Es tut mir so leid, was für einen Stress ihr gerade habt (((Amaryllis))).
Ich habe beim lesen allerdings so ein bisschen das Gefühl, dass deine Vorstellungen, was beim Stillen „normal“ ist durch deine Erfahrungen mit dem Domperidon beeinflusst sind.
Hast du eine (oder mehrere) Freundinnen, mit Stillbaby? Oder gibt es in deiner Nähe eine Stillgruppe? Meine trifft sich zur Zeit online.

Ich glaube es würde helfen, wenn du andere Mutter-Kind-Paare sehen könntest bzw. auch andere Erfahrungen hören könntest.
Ich musste beim Tigermädchen anfangs zufüttern und hatte da auch ständig Angst, dass sie nicht genug trinkt. Ich verstehe dich deshalb wirklich gut. Die Sorgen die man sich macht sind schlimm. Das Tigermädchen hat sich auch quasi nie von selbst gemeldet. Im Nachhinein glaube ich, da lag aber auch daran, dass ich ihr sehr oft angeboten habe zu stillen.
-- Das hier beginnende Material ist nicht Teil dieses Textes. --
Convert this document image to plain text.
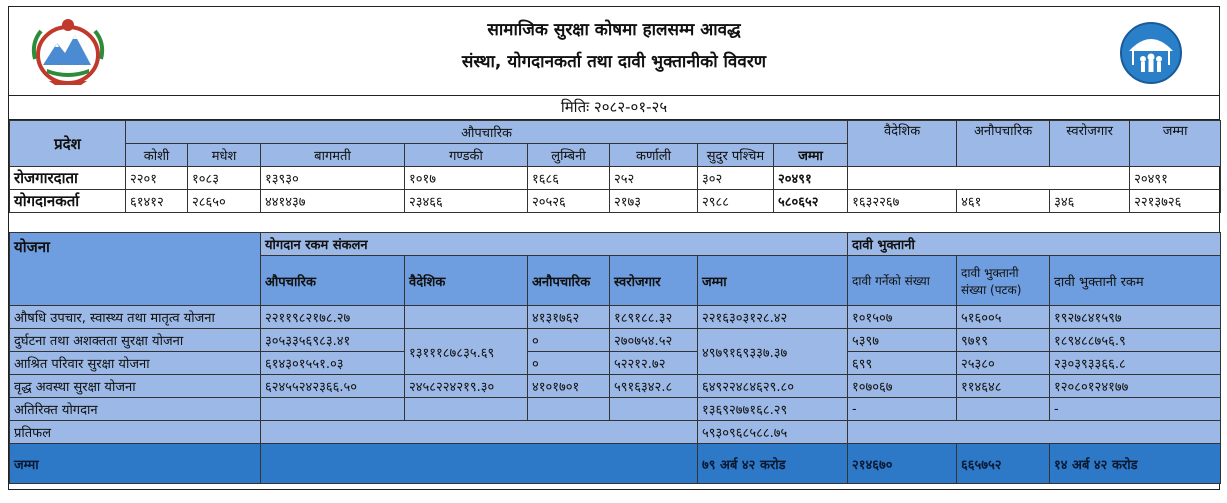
सामाजिक सुरक्षा कोषमा हालसम्म आवद्ध
संस्था, योगदानकर्ता तथा दावी भुक्तानीको विवरण
मितिः २०८२-०१-२५
प्रदेश	औपचारिक								वैदेशिक	अनौपचारिक	स्वरोजगार	जम्मा
	कोशी	मधेश	बागमती	गण्डकी	लुम्बिनी	कर्णाली	सुदुर पश्चिम	जम्मा				
रोजगारदाता	२२०१	१०८३	१३९३०	१०१७	१६८६	२५२	३०२	२०४९१				२०४९१
योगदानकर्ता	६१४१२	२८६५०	४४१४३७	२३४६६	२०५२६	२१७३	२९८८	५८०६५२	१६३२२६७	४६१	३४६	२२१३७२६
योजना	योगदान रकम संकलन					दावी भुक्तानी		
	औपचारिक	वैदेशिक	अनौपचारिक	स्वरोजगार	जम्मा	दावी गर्नेको संख्या	दावी भुक्तानी संख्या (पटक)	दावी भुक्तानी रकम
औषधि उपचार, स्वास्थ्य तथा मातृत्व योजना	२२११९८२१७८.२७		४१३१७६२	१८९१८८.३२	२२१६३०३१२८.४२	१०१५०७	५१६००५	१९२७८४१५९७
दुर्घटना तथा अशक्तता सुरक्षा योजना	३०५३३५६९८३.४१	१३१११८७८३५.६९	०	२७०७५४.५२	४९७९१६९३३७.३७	५३९७	९७१९	१८९४८८७५६.९
आश्रित परिवार सुरक्षा योजना	६१४३०१५५१.०३		०	५२२१२.७२		६९९	२५३८०	२३०३९३३६६.८
वृद्ध अवस्था सुरक्षा योजना	६२४५५२४२३६६.५०	२४५८२२४२१९.३०	४१०१७०१	५९१६३४२.८	६४९२२४८४६२९.८०	१०७०६७	११४६४८	१२०८०१२४१७७
अतिरिक्त योगदान					१३६९२७७१६८.२९	-		-
प्रतिफल					५९३०९६८५८८.७५			
जम्मा					७९ अर्ब ४२ करोड	२१४६७०	६६५७५२	१४ अर्ब ४२ करोड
Damals dachte ich auch, sie sei halt einfach sehr genügsam. Spoiler: Sie ist jetzt fast 3 und ähm... recht deutlich im kommunizieren ihrer Wünsche.
Was mir bei deinen Beiträgen auffällt: Du gehst davon aus, dass sie keine MSR auslöst und nur die „Vormilch“ trinkt. Ohne dass ein MSR ausgelöst wird, bekommst du vielleicht 10-15ml aus der Brust. Das kann gar nicht sein, dass der MSR nicht ausgelöst wird. Da würde sie massiv abnehmen, wenn das der Fall wäre.
Und dass ein gesundes Kind (Neugeborene ausgenommen) einfach hungrig einschläft, halte ich für völlig ausgeschlossen. Da gäbe es vermutlich vorher eine halbe Stunde lang Gebrüll sondersgleichen. Meine Kinder haben auch beide nicht immer nur ruhig an der Brust getrunken und dann zufrieden losgelassen. Je älter sie wurden, umso mehr Gehampel gab es da.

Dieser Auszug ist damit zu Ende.